Photo Credit: GettyWhy the stage races matter more
As strong as the one-day part of this programme is, the real heart of it probably begins with La Vuelta Femenina.
From there, the season runs through Itzulia Women, Tour de Suisse Women, Tour de France Femmes and Tour de Romandie Féminin. That is an extremely telling sequence. It says Movistar see Reusser not just as a rider who can win a stage race, but as one who can carry a high level across several of them.
La Vuelta gives her an early major GC platform. Itzulia is a shorter but often very revealing race where sharp climbing form matters. Tour de Suisse is an especially obvious target for a Swiss rider, but it also works perfectly in the run-up to the Tour de France Femmes. Then comes the biggest stage race of them all, before Romandie closes the year in another race that should suit her profile very well.
That is a serious block for any rider. For Reusser, it makes sense because she has the kind of riding style that travels well from one stage race to the next. She does not depend on one specific finish or one specific terrain feature. She depends more on pressure, fatigue and sustained quality, which is exactly what those races are built to expose.
The races that suit her best
Liège-Bastogne-Liège stands out immediately among the one-day races. It is the sort of event where she can use strength over a long day and turn the race into something selective before the pure finishers or the most explosive climbers get exactly the scenario they want.
Among the stage races, Tour de Suisse Women and Tour de Romandie Féminin look like especially strong fits. Both should suit her ability to manage GC over several days, and both sit naturally within her wider profile as a rider who can gain through time trials, pacing and sustained climbing rather than only through one-off attacks.

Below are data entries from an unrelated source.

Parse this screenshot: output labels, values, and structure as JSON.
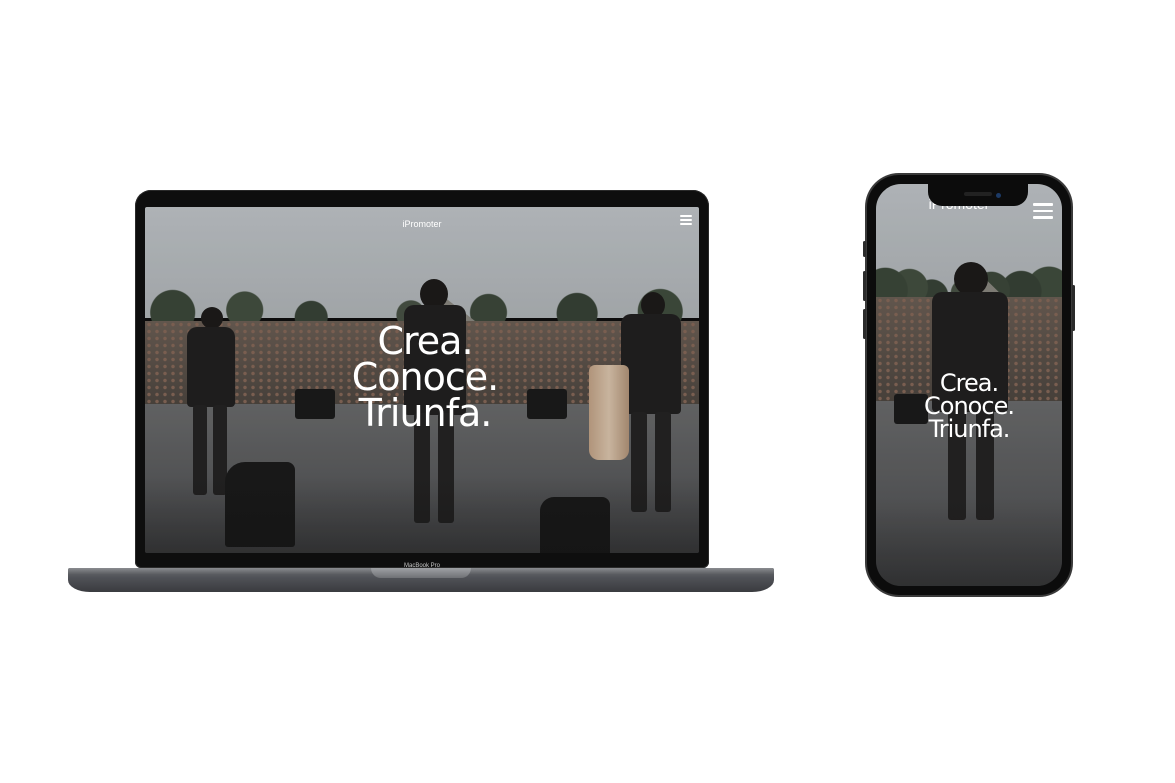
{
  "site": {
    "brand": "iPromoter",
    "headline": [
      "Crea.",
      "Conoce.",
      "Triunfa."
    ]
  },
  "laptop": {
    "model_label": "MacBook Pro"
  },
  "icons": {
    "menu": "hamburger-menu-icon"
  },
  "colors": {
    "background": "#ffffff",
    "device_frame": "#0e0e0e",
    "text": "#ffffff"
  }
}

La Vuelta Femenina and Tour de France Femmes are the bigger headline targets, of course, and those are the races that matter most in terms of status. But Suisse and Romandie may be the races where the fit between rider and parcours feels cleanest.
Photo Credit: GettyWhat to watch for
The most interesting question in Reusser’s 2026 programme is not whether she can be competitive. It is where she chooses to become aggressive.
In one-day races, that usually means asking whether she can turn strength into race shape before the favourites around her are ready. In stage races, it means asking whether she can use consistency, time trialling and accumulated fatigue to put rivals under pressure across the week.
That is what makes this calendar so coherent. It gives her enough spring racing to stay sharp and dangerous in the Classics, but the deeper structure is clearly built around stage-race authority. For Movistar, this looks like the programme of a rider they expect to shape major races. For Reusser, that is probably exactly where she belongs.